1.) In National News, Secretary of State Rex Tillerson said Wednesday that there is no “imminent threat” from North Korea and Americans should “sleep well at night,” undercutting terse words exchanged between President Donald Trump and Pyongyang.

2.) Five transgender women who served their country for about a half century collectively filed a federal civil rights lawsuit Wednesday targeting President Trump and his senior military leaders, two weeks after Trump banned transgender people from serving in the military.

3.) Attorneys for Taylor Swift and the former Denver disc jockey she accuses of groping her opened the trial by telling the eight-member civil jury very different stories about the night in question.

4.) The D.C. Circuit ruled unanimously Wednesday that a military judge must recuse himself from hearing the government’s appeal to reinstate charges against the accused mastermind of the 9/11 attacks.

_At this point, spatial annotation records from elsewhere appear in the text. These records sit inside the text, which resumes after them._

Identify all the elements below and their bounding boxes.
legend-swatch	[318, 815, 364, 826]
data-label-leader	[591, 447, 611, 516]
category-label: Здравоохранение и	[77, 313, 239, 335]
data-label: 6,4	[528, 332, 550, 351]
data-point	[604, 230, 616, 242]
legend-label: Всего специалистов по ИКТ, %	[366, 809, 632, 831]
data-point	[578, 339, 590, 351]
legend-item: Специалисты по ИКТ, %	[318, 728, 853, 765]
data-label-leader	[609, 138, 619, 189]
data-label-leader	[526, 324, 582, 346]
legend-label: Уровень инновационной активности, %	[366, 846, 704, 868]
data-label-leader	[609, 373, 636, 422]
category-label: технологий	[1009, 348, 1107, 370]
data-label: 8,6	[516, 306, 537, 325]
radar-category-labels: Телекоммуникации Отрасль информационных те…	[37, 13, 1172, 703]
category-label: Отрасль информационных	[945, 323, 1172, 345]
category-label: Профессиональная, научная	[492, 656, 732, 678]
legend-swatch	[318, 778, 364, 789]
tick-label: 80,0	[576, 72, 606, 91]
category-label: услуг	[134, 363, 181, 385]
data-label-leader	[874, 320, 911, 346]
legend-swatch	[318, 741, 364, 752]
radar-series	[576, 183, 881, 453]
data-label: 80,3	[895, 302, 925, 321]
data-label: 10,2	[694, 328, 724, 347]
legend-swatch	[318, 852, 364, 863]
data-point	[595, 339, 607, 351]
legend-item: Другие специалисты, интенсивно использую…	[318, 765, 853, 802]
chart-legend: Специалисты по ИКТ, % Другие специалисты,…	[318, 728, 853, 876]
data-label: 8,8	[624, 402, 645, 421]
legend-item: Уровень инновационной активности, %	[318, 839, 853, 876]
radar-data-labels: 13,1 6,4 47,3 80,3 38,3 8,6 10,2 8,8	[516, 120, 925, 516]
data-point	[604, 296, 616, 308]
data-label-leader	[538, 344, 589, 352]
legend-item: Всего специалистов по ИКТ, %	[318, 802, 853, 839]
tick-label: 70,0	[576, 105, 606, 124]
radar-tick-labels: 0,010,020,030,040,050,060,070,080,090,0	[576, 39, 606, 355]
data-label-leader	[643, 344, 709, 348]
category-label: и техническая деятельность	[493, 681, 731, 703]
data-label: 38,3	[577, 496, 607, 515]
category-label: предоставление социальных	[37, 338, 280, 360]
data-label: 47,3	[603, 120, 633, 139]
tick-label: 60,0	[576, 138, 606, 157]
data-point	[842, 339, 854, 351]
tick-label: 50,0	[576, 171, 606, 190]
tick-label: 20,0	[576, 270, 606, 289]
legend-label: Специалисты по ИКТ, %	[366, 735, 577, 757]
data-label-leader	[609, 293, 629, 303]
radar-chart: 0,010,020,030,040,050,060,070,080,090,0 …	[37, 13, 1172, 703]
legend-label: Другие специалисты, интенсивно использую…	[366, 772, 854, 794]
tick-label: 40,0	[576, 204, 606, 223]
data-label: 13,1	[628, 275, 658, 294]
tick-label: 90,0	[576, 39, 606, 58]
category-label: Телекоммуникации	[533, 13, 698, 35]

5.) In Science News, new report for the journal Weather finds that 2016 didn’t extend the streak of broken global heat records, but the planet didn’t cool down any, either.

Texas Speaker of the House Joe Straus. (AP Photo/Eric Gay, File)

6.) In Regional News, the Texas House of Representatives approved a bill that prohibits private insurers from providing coverage for abortions, rejecting amendments that would make exceptions for rape, incest or fetal abnormalities.

7.) Illinois consumers took their outrage over Cook County’s new sweetened-beverage tax to court just a week after it took effect, accusing McDonald’s, 7-Eleven and Walgreens of applying the tax to unsweetened drinks and overtaxing sodas.

8.) Citing its dubious distinction as “ground zero” of the country’s opioid epidemic, New Hampshire filed suit Tuesday against OxyContin maker Purdue Pharma LP.